Contrairement à ce que peuvent penser les humains, il est fort possible que peu de choses dépendent de nous. Nous ne sommes peut-être que des marionnettes manipulées par des forces qui nous dépassent. Dans tous les cas, que ce soit en dehors de nos compétences, ou tout simplement par le jeu du pouvoir de certaines formes de pensées, qu’elles soient politiques, économiques, sociales etc, il nous faut nous préparer au combat et tel le samouraï, pratiquer un entraînement qui nous donnera la lucidité nécessaire pour affronter ces temps de très grande dépression.

Comme tout le monde le sait, nous ne sommes qu’au début de ce qui inévitablement nous attend. Nous devons regarder cela comme un fait et surtout ne pas se bander les yeux. Ce temps de récession est, non seulement inévitable mais également, sans doute, la chance qui nous est offerte pour tout balayer de ces vieux concepts surannés de profit, de consommation, de toujours plus.

Il est à jamais question de cette éternelle lutte entre le paraître et l’être. En tant qu’individu nous n’avons cessé de penser que l’avoir nous conduirait à un plus grand état de bien être. Il n’en est peut être pas ainsi : se coucher de bonne heure, se lever de bonne heure, c’est aller de bonheur en bonheur, voilà où se situe la véritable apathéia des anciens Grecs.

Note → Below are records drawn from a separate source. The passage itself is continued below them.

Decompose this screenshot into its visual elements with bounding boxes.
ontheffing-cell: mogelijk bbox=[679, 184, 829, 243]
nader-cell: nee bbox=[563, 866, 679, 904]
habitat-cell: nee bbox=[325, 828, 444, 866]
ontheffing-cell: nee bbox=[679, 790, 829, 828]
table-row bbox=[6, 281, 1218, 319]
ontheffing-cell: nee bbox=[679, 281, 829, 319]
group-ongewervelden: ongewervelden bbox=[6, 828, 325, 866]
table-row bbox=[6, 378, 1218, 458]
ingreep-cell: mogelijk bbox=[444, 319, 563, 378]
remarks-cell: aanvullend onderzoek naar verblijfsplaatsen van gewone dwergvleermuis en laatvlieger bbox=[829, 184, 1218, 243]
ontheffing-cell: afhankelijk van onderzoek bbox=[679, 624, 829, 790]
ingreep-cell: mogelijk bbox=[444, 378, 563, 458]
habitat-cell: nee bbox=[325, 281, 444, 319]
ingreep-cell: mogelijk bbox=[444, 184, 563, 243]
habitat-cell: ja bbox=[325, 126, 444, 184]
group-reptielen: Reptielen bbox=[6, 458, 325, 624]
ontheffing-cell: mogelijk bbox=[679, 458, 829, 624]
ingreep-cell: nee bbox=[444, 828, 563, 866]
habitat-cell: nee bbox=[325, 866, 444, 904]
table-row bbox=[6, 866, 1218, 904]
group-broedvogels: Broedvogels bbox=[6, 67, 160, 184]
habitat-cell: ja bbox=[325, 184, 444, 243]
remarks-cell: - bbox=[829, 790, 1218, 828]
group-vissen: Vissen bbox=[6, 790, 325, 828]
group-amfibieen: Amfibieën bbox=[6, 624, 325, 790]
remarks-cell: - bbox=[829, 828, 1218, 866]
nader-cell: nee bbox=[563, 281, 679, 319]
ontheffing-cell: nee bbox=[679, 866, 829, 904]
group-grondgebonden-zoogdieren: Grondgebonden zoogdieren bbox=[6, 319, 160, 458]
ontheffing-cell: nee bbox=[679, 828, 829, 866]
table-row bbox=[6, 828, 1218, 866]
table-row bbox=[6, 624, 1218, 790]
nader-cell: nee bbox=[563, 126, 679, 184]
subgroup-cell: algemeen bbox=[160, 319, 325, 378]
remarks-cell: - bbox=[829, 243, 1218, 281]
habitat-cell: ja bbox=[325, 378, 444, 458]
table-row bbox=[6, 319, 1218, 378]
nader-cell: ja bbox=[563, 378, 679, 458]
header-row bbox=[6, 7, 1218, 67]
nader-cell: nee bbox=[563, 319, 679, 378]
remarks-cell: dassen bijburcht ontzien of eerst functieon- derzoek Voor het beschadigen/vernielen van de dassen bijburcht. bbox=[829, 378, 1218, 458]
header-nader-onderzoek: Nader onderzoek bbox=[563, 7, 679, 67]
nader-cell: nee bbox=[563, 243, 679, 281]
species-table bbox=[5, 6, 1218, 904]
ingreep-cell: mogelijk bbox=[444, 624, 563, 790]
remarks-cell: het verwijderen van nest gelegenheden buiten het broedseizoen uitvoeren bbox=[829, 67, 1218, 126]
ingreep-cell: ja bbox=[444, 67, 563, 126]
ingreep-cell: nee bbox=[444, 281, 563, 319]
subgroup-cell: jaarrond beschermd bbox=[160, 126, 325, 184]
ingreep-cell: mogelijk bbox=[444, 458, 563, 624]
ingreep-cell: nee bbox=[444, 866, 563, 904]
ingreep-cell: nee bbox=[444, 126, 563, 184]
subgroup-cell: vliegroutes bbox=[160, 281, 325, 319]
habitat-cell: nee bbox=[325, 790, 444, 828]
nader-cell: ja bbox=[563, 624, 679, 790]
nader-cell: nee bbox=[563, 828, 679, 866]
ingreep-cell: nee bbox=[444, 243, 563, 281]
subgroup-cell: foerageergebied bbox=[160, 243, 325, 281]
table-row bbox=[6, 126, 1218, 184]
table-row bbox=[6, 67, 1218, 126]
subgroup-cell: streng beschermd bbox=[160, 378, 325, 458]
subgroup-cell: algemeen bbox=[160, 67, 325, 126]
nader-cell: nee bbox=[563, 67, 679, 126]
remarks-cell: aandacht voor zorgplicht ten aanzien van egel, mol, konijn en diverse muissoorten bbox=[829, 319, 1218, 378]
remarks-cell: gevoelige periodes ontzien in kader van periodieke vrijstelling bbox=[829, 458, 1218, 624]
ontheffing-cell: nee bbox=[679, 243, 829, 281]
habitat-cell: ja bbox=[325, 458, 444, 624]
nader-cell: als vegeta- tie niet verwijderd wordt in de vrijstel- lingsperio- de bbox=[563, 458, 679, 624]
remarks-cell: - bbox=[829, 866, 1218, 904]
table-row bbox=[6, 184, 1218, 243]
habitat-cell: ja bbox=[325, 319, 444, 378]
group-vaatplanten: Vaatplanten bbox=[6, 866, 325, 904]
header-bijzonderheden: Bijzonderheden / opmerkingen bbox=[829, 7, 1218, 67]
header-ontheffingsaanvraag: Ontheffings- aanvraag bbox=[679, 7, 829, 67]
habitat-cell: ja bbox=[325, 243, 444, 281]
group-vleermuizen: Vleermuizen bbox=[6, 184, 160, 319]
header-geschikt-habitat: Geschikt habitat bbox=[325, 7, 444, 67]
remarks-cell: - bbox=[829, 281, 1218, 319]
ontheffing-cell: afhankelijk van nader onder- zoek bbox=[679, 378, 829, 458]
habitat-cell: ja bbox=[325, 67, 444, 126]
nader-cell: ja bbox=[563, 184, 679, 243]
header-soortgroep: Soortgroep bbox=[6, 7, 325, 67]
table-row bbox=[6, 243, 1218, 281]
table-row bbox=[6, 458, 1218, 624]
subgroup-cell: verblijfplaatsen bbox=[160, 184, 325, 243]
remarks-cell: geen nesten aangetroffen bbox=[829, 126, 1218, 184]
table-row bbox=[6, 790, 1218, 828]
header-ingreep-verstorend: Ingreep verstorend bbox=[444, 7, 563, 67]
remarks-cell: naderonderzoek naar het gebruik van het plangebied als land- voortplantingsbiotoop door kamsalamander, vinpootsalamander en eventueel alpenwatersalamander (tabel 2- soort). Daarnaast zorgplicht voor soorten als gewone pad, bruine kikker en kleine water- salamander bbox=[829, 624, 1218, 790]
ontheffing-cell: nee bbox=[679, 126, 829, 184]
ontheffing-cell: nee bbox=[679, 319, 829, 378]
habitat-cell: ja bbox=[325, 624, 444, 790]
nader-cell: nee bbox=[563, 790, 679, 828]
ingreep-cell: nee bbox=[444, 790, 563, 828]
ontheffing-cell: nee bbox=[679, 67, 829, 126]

Pour revenir à ce monde en pleine mutation où s’abolissent les frontières, les nations n’étant plus que de vagues nébuleuses, où seul survivra le principe économique, il nous faudra faire preuve d’une grande mise à distance face à tous les événements qui ne vont pas cesser de nous surprendre. Je propose donc en premier lieu une grande lucidité face à l’événementiel et une plus grande froideur devant toutes les manifestations qui ne vont cesser de déferler à la vitesse grand V.

Cette récession peut être la chance qui nous est offerte pour nous réveiller du rêve dans lequel nous nous étions depuis si longtemps assoupis. Sortir de ce rêve qui n’est en réalité qu’un cauchemar, où chacun de nous continue de se la jouer. Comme le disait Calderon : La vie est un songe et aussi reprendre le thème cher de la Baghavad-Gita, de la tradition Hindoue, où il nous est montré que tout n’est qu’illusion. Nous vivons, souffrons, mourons, et au final que reste-il ?

Il n’est que d’observer tous ces partis politiques qui s’entredévorent où chacun nous fait croire au bien-fondé de sa théorie pour parvenir à ses fins, et qui ne sont en réalité que l’accès au podium du pouvoir. Pouvoir et profit sont les deux faces de cette médaille politique.